O portal Setor Saúde procurou a Secretaria Municipal de Saúde de Porto Alegre para buscar detalhes do plano de abertura novos leitos para o período assinalado pelos pesquisadores. Até o fechamento da matéria, o órgão ainda não havia respondido.

Prefeitura e gestores avaliam restrições mais duras

Um dos caminhos para enfrentar a situação é buscar diminuir a intensidade de novas internações, ou seja, freando o contágio. Em reuniões virtuais realizadas no dia 22, com representantes de hospitais e empresários, o prefeito Nelson Marchezan Júnior analisou o cenário atual da pandemia do novo coronavírus na Capital. “Tomara que tenhamos a diminuição de demanda por leitos de UTI nos próximos dias, mas neste cenário não temos como liberar atividades econômicas”, disse o prefeito Nelson Marchezan Júnior.


A diretora-presidente do Hospital de Clínicas de Porto Alegre (HCPA), Nadine Clausell, defende que é preciso reduzir a circulação de pessoas para diminuir a propagação do vírus. “Como gestora de hospital público, sou coerente aos dados técnicos e científicos. Cada um tem que fazer a sua parte”, afirma. O diretor médico Milton Berger observa que a instituição está próxima do limite físico e humano de atendimento.
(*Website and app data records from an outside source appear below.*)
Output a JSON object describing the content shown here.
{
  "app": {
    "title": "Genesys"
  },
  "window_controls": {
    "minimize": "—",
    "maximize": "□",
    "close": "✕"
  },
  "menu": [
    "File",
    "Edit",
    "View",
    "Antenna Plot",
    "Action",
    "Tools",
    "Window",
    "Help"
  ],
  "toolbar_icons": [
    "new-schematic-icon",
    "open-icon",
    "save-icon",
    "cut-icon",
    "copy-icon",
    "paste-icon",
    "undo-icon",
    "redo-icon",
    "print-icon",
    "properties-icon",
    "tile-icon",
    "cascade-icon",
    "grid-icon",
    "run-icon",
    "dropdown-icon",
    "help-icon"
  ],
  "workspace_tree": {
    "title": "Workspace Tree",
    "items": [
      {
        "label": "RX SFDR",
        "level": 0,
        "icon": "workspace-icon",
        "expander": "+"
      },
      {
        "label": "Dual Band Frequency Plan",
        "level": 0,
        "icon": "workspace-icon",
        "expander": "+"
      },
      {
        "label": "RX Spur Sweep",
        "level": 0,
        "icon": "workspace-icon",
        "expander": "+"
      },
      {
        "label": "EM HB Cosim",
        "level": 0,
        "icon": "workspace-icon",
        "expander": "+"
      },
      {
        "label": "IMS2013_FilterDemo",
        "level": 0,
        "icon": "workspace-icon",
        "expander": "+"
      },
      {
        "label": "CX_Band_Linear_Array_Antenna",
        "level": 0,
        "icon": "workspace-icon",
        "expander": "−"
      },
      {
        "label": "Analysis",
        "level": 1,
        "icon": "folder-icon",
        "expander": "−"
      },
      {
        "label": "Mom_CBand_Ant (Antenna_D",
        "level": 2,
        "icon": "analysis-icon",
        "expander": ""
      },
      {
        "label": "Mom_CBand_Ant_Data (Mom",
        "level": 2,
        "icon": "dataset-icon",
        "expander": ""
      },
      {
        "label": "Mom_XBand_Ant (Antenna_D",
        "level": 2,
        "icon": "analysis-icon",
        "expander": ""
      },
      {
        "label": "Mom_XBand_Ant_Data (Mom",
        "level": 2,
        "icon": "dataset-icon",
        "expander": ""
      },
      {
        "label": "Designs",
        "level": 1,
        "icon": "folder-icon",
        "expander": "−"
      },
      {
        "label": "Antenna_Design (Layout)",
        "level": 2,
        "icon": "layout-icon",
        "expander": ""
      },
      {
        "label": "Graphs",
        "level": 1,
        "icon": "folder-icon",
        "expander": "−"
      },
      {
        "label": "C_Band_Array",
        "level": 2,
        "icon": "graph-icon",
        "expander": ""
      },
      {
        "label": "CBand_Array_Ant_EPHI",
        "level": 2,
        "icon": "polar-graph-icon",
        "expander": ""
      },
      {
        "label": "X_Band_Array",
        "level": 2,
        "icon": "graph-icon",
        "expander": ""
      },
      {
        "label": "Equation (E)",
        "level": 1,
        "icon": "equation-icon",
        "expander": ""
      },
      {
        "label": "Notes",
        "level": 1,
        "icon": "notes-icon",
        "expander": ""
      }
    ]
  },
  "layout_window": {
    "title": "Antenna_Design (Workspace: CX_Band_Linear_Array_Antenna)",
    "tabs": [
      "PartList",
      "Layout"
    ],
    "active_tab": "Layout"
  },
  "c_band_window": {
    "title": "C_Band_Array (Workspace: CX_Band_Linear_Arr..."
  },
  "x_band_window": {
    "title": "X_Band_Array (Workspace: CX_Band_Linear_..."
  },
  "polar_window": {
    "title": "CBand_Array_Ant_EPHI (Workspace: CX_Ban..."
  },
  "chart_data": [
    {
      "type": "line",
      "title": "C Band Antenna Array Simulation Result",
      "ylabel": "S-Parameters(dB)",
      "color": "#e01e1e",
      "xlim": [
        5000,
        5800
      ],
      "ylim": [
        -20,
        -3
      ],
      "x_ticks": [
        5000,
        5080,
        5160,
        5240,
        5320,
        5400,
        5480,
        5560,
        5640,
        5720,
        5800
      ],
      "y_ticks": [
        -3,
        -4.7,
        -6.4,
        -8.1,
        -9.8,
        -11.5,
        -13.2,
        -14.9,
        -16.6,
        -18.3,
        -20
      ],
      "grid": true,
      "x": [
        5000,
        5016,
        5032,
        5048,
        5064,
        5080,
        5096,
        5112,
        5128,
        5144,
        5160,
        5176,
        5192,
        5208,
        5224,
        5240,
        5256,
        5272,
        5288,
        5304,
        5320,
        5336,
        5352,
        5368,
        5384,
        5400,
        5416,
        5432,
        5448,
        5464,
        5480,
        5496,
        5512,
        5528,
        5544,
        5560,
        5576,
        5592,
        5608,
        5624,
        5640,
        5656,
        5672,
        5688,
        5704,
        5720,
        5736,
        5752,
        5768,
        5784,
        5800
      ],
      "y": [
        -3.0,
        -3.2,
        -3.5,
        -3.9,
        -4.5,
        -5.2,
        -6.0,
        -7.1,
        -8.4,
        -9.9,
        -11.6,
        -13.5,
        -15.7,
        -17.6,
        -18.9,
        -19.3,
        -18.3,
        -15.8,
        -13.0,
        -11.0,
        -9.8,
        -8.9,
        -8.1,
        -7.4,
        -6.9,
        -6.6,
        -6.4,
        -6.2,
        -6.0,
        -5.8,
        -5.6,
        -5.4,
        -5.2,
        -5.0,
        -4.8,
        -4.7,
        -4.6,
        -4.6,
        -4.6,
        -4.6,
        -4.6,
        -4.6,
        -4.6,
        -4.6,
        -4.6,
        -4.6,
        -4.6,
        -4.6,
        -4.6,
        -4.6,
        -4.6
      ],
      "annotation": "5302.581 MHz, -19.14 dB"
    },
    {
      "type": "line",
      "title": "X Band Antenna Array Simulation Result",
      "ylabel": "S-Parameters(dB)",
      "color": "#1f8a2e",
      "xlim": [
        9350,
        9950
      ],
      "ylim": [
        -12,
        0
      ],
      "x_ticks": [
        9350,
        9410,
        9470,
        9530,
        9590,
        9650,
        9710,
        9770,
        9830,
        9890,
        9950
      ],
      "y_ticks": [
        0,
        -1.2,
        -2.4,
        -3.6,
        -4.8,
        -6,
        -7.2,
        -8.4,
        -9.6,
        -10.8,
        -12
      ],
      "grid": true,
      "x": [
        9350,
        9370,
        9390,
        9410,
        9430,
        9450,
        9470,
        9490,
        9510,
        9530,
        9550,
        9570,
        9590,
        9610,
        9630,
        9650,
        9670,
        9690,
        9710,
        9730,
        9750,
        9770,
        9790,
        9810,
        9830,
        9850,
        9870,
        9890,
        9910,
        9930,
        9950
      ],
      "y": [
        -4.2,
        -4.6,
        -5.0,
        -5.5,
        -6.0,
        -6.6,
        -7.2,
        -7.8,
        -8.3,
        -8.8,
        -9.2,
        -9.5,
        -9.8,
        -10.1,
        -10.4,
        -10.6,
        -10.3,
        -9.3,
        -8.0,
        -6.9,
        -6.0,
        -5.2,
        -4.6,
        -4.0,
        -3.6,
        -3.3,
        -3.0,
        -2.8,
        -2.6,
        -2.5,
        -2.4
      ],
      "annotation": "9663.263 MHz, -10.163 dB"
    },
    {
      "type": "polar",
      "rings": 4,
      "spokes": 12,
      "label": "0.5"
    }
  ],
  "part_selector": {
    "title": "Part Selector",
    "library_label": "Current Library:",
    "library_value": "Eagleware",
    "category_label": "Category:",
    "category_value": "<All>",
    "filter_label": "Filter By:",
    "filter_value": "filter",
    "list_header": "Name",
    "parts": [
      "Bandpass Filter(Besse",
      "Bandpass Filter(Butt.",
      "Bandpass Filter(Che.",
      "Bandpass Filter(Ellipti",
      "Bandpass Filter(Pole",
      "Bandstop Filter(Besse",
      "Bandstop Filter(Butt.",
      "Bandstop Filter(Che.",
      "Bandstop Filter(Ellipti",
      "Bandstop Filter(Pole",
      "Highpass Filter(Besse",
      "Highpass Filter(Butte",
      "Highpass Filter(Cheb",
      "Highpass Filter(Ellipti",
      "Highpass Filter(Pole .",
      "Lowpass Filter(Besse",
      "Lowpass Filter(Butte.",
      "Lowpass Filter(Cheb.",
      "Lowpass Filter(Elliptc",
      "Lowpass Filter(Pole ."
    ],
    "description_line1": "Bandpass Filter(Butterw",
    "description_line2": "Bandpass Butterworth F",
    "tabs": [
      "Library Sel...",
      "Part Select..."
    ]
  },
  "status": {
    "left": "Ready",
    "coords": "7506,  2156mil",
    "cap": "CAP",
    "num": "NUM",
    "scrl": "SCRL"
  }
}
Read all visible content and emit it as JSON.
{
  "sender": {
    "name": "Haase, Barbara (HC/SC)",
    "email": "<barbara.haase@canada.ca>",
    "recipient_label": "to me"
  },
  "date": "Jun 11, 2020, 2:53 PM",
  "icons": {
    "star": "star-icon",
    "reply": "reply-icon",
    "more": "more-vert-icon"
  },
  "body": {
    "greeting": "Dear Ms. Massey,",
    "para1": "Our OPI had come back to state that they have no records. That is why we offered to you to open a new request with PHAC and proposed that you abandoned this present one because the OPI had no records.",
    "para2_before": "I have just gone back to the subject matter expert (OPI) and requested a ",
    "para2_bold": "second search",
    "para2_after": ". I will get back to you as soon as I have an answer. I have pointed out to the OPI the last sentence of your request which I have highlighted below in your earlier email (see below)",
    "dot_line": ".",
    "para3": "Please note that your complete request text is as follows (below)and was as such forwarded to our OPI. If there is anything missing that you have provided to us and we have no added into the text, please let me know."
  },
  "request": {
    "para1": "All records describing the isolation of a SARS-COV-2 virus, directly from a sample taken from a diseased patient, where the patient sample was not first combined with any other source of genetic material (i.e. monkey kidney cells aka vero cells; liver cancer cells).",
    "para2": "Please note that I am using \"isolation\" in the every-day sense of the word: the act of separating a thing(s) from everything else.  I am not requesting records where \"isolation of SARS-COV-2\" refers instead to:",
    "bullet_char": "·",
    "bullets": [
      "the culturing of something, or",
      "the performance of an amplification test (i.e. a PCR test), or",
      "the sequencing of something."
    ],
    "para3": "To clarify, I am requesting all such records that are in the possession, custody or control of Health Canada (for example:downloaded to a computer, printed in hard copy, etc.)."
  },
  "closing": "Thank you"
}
Segundo o diretor do Grupo Hospitalar Conceição, Claudio Oliveira, o hospital abriu processo de seleção para contratação de médicos intensivistas para ter capacidade de abrir novos leitos. “Estamos preocupados com o aumento de casos”, observa.


Ambos hospitais são referência ao atendimento de pacientes com Covid pelo Sistema Único de Saúde (SUS). O HCPA apresenta no dia 23, 90 pacientes com Covid internados (81 confirmados e nove suspeitos), e taxa de ocupação de 92% na UTI. Já o Hospital Conceição (Grupo Hospitalar Conceição) conta com 46 pacientes com coronavírus na UTI (39 confirmados internados, 5 confirmados em processo de migração para um leito de UTI e dois suspeitos internados), com taxa de ocupação de 97,33%.

O crescimento de internações vem gerando níveis altíssimos de preocupação no setor hospitalar. A área de gestão têm tido que lidar com o alto grau de stress de seus colaboradores, número elevado de afastamentos de profissionais de saúde, dificuldade em encontrar novos profissionais para contratação e até mesmo problemas como o desabastecimento de medicamentos. Em iniciativa da Prefeitura, gestores e profissionais de hospitais gravaram depoimentos em vídeo. No material, alertam para a necessidade da população restringir ao máximo a circulação.